A historical drama by young Albanian film director Eduart Grishaj suggests that shared culture and human understanding can offer Albanians and Serbs a counter-narrative to prejudice, hatred and ethnically-motivated violence.
Although more than 70 years apart in time, two women called Sophia are connected through an incident dating from one of the darkest moments of their respective nations’ history.
The first Sophia is an elderly Albanian woman living in a remote village in the mountainous north of the country during World War II.
The second Sophia is a young Serbian girl living in contemporary Belgrade, studying the Albanian language and dreaming of going to Albania in a quest to explore an old story that her grandfather told her. When she gets there, she falls in love with a young Albanian man.
This is the basic outline of director Eduart Grishaj’s recent film ‘Sophia’, a romantic historical drama that takes a sensitive human approach to the differences and animosities between Albanians and Serbs.
The film is based on a real story from World War II. Grishaj told BIRN in an interview that he was inspired by reading about it in a book by well-known Albanian priest At Zef Pllumbi, who spent 25 years in Communist prisons during the period when religion was banned in Albania.
“When I read this story, it seemed so inspiring and extraordinary and I said, ‘I definitely have to make it into a movie,’” Grishaj told BIRN.
“And through the film, I wanted to give a message and I wanted to show that regardless of history, regardless of prejudice, hatred and war, we are two countries that, with love, can move forward and leave these things behind,” he added.
‘The strength of women’
The story that the young Sophia has been told is about a Yugoslav brigade commander – her grandfather – who is wounded in a battle against Albanian fighters. He finds shelter in a traditional Albanian house, a kulla, where he receives treatment from the other Sophia, who later gets news that her son has been killed by Yugoslav forces in the same battle.
He stays at Sophia’s kulla for eight months as he recovers, and many years later his granddaughter is named after her. The young Sophia then travels to Albania to see out her namesake’s relatives.
Grishaj said that through the movie, he wanted to convey a message about “the strength of women”. In the film, the elderly Sophia defies angry Albanian men who want to take revenge for her killed son by killing the Yugoslav brigade commander: “I lost a son, so I don’t want to lose honour” – a reference to old Albanian tradition that a guest is untouchable.
Grishaj explained that the project was not supported by state institutions in Albania, and he was only able to get support from two municipalities, Tirana and Malesi e Madhe in northern Albania, where he shot scenes for the film.
“I directly went to ask for help from the Film Centre in Albania, which did not open its doors to me and did not support me for this project. I went to the Film Centre where they rejected me and I went to the Ministry of Culture and I met with the minister that I explained to her and I left there with the promise that she would help me to continue this project, but this did not happen,” he said.
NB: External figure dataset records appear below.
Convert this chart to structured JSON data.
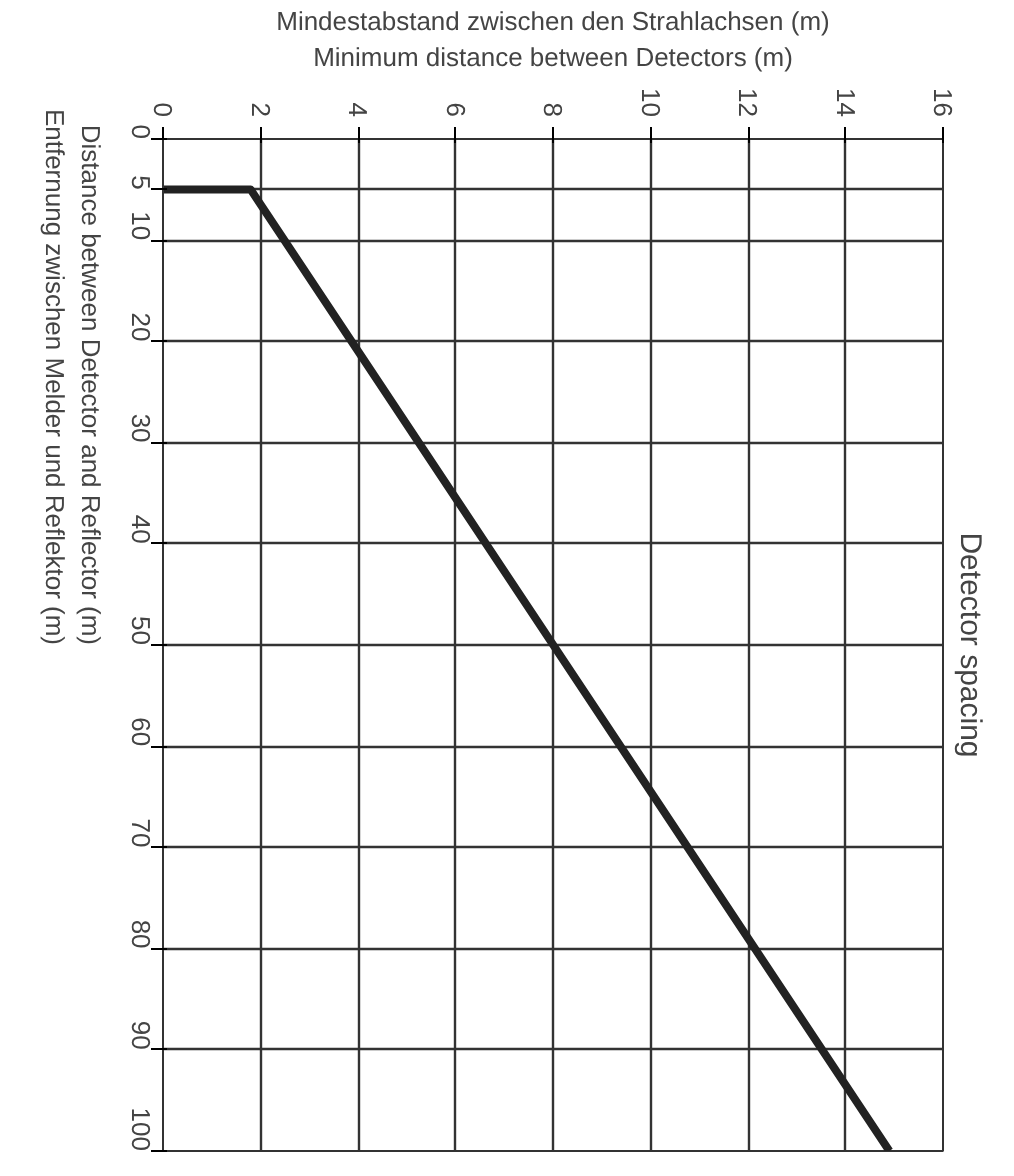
{
  "chart_data": {
    "type": "line",
    "title": "Detector spacing",
    "xlabel": "Mindestabstand zwischen den Strahlachsen (m)\nMinimum distance between Detectors (m)",
    "ylabel": "Distance between Detector and Reflector (m)\nEntfernung zwischen Melder und Reflektor (m)",
    "x": [
      0,
      1.8,
      14.9
    ],
    "series": [
      {
        "color": "#222222",
        "values": [
          5,
          5,
          100
        ]
      }
    ],
    "xlim": [
      0,
      16
    ],
    "xticks": [
      0,
      2,
      4,
      6,
      8,
      10,
      12,
      14,
      16
    ],
    "ylim": [
      100,
      0
    ],
    "yticks": [
      0,
      5,
      10,
      20,
      30,
      40,
      50,
      60,
      70,
      80,
      90,
      100
    ],
    "grid": true,
    "marker": "none",
    "line_style": "solid"
  }
}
He added that he faced difficulties filming in Belgrade as well. “It was not very easy there when dealing with the institutions,” he explained.
He also said that, despite his efforts to screen the movie in the Serbian capital, it has so far not been possible. He tried to contact around 15 film distributors in Belgrade but it was not possible to reach an agreement; most of them did not even reply to his emails.
The film has however been screened in Tirana and several other towns in Albania, as well as in Kosovo and North Macedonia.
‘Culture brings us together’
Grishaj says that he took three years to complete the film and among the crew he used were people from Albania, Serbia, Kosovo and North Macedonia.
He says that in the beginning, when they didn’t know too much about each other’s countries but their perceptions changed along the way. “And the staff who came from Serbia in the beginning, they had heard bad things about Albania, but when they came they were very happy to work here, just like I heard bad things about Serbia and when I went there, my thoughts completely changed about the locals and about the city of Belgrade,” he said.
“I met many Serbs in particular and I constantly told them that ‘in the Balkans, we all look like one country’. It’s the mentality that brings us together a lot, culture brings us together a lot. So we have endless things that we have in common – us, Montenegrins, Kosovo people, Macedonians, Serbs,” he added.
He argued that politicians have not done enough to bring people together, while the media had also played a negative role, “broadcasting only the bad news and never the good news that these two peoples have in common”.
He said that he was so impressed when he found out that there are students learning Albanian at Belgrade University that he used it as a scenario in the film.
“I discovered it when I was working on the film in Belgrade: many young people from Serbia, Serbs, are learning the Albanian language and speak Albanian very well,” he said.
“This is an important thing and Albanians should know that there are Serbs who are learning the Albanian language, that we aren’t only killing each other, as happened in the past.”